The location is good, the layout works, and you’re already picturing yourself moving in.
The natural next step? Make an offer.
But here’s the truth: in Finland, an offer is not just a handshake. Once it’s accepted, it’s legally binding. That means you need to be absolutely sure of what you’re getting into before you sign your name on that paper.
And it’s not just about the apartment itself. When you buy in Finland, you’re also buying into the housing cooperative (taloyhtiö) – with its board, financials, and future renovation projects. On top of that, the exact terms of your offer can protect you… or leave you exposed.
That’s why I always tell my clients: before making an offer, slow down and check these key points first.
1. Understand the cooperative’s finances
When you buy a home in a housing company, you’re not just paying for your apartment. You’re also responsible for a portion of the cooperative as a whole.

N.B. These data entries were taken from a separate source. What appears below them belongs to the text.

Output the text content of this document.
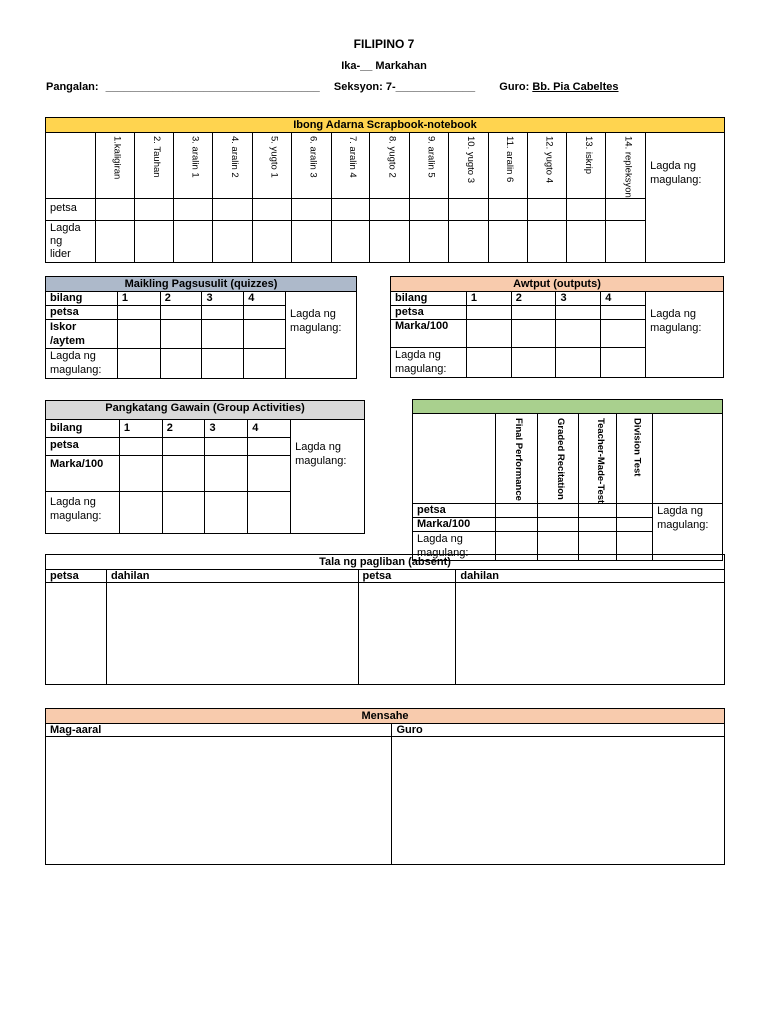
FILIPINO 7
Ika-__ Markahan
Pangalan: ___________________________________ Seksyon: 7-_____________ Guro: Bb. Pia Cabeltes
Ibong Adarna Scrapbook-notebook															

	1.kaligiran	2. Tauhan	3. aralin 1	4. aralin 2	5. yugto 1	6. aralin 3	7. aralin 4	8. yugto 2	9. aralin 5	10. yugto 3	11. aralin 6	12. yugto 4	13. iskrip	14. repleksyon	Lagda ng magulang:
petsa															
Lagda ng lider															
Maikling Pagsusulit (quizzes)					
bilang	1	2	3	4	Lagda ng magulang:
petsa					
Iskor /aytem					
Lagda ng magulang:					
Awtput (outputs)					
bilang	1	2	3	4	Lagda ng magulang:
petsa					
Marka/100					
Lagda ng magulang:					
Pangkatang Gawain (Group Activities)					
bilang	1	2	3	4	Lagda ng magulang:
petsa					
Marka/100					
Lagda ng magulang:					

	Final Performance	Graded Recitation	Teacher-Made-Test	Division Test	

petsa					Lagda ng magulang:
Marka/100					
Lagda ng magulang:					
Tala ng pagliban (absent)			
petsa	dahilan	petsa	dahilan

Mensahe	
Mag-aaral	Guro
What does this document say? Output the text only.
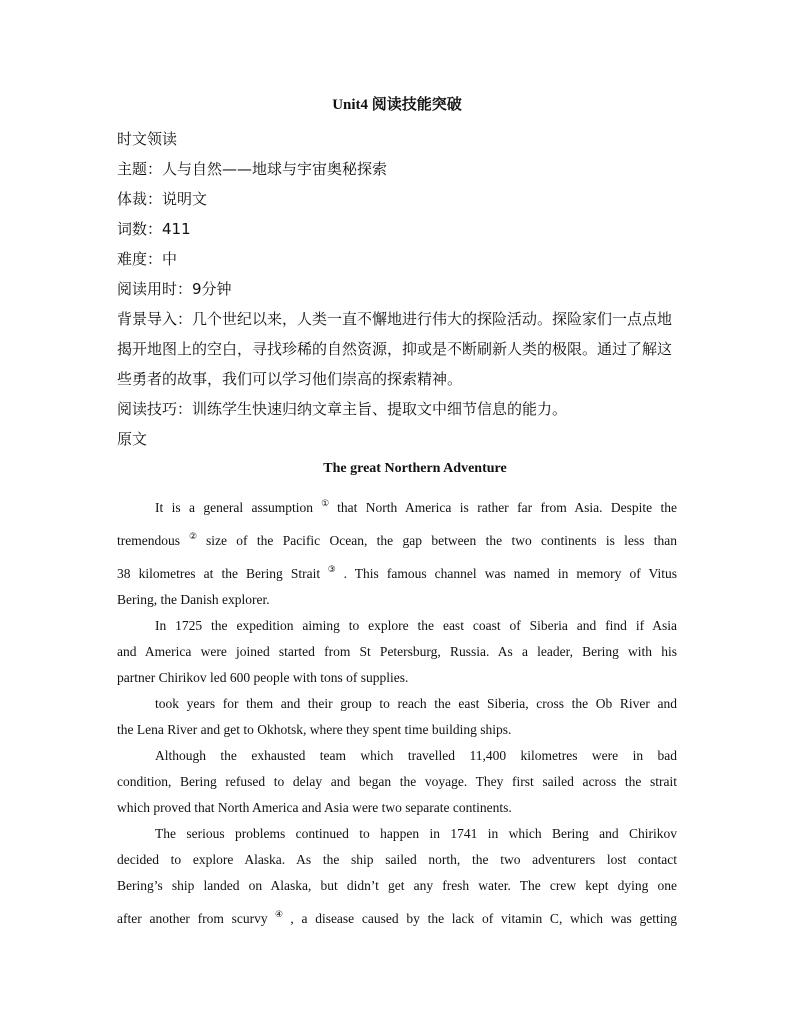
Unit4 阅读技能突破
时文领读
主题：人与自然——地球与宇宙奥秘探索
体裁：说明文
词数：411
难度：中
阅读用时：9分钟
背景导入：几个世纪以来，人类一直不懈地进行伟大的探险活动。探险家们一点点地揭开地图上的空白，寻找珍稀的自然资源，抑或是不断刷新人类的极限。通过了解这些勇者的故事，我们可以学习他们崇高的探索精神。
阅读技巧：训练学生快速归纳文章主旨、提取文中细节信息的能力。
原文
The great Northern Adventure
It is a general assumption ① that North America is rather far from Asia. Despite the
tremendous ② size of the Pacific Ocean, the gap between the two continents is less than
38 kilometres at the Bering Strait ③ . This famous channel was named in memory of Vitus
Bering, the Danish explorer.
In 1725 the expedition aiming to explore the east coast of Siberia and find if Asia
and America were joined started from St Petersburg, Russia. As a leader, Bering with his
partner Chirikov led 600 people with tons of supplies.
took years for them and their group to reach the east Siberia, cross the Ob River and
the Lena River and get to Okhotsk, where they spent time building ships.
Although the exhausted team which travelled 11,400 kilometres were in bad
condition, Bering refused to delay and began the voyage. They first sailed across the strait
which proved that North America and Asia were two separate continents.
The serious problems continued to happen in 1741 in which Bering and Chirikov
decided to explore Alaska. As the ship sailed north, the two adventurers lost contact
Bering’s ship landed on Alaska, but didn’t get any fresh water. The crew kept dying one
after another from scurvy ④ , a disease caused by the lack of vitamin C, which was getting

Check that the housing cooperative’s finances are in order, i.e. income covers costs, at least in the long run. If the cooperative has no buffer and it needs to collect extraordinary rounds of charges from the shareholders, it has probably been budgeting to optimistically. This might indicate you will have to pay more charges in the long run than you probably think.
2. Look out for upcoming renovations
The biggest hidden cost in Finnish housing is future renovations.
Even if the cooperative’s financial situation looks solid today, major renovations – like the pipes (putkiremontti) or façades and balconies — can cost several tens of thousands of euros per apartment.
Always check what renovations you have to expect in the longer run, even if they are not mentioned in the cooperative’s 5 year outlook. Also check this blog post.
3. Know your negotiating power
The asking price is rarely the final price for house.
Especially right now, with housing prices in Helsinki still falling, buyers have much more room to negotiate.
But only if you know what to leverage.
Upcoming renovations aren’t just risks – they’re also powerful negotiation tools.
Pointing out future costs can help you bring the price down significantly in your offer
4. The terms of your offer matter
In Finland, once an offer is accepted, it’s binding — you can’t just walk away without a valid condition in place. That’s why the details of your offer are just as important as the price.
Some key points to think about:
- Vacation (key handover date)
- Validity period: how long your offer is binding (usually 1 day).
- Conditions (ehdot): these are your “safety nets.” Without them, you may be stuck.
5. Use conditions to protect yourself
Foreigners often don’t realize how critical offer conditions are. They give you the right to walk away if something unexpected comes up.
Typical conditions include:
- Financing condition: your bank must approve the loan before the purchase is binding.
- Condition to sell own house first
- Technical inspection condition: the deal depends on a professional inspection (makes sense only with detached houses)
Without the right conditions, you may end up buying a property you can’t finance or that comes with unpleasant surprises.
6. Penalty
Normally, each purchase offer includes a clause stating that if the seller accepts the offer, either party must pay a penalty of about 4% of the purchase price if they back out before signing the sales deed.
Final thought
Making an offer in Finland is about so much more than liking the house.
It’s about understanding the cooperative you’re buying into – its finances, future renovations, the terms of your house offer, and your negotiating power with both the seller and the bank.
Get this right, and you’ll not only avoid costly mistakes but very likely secure a better purchase price.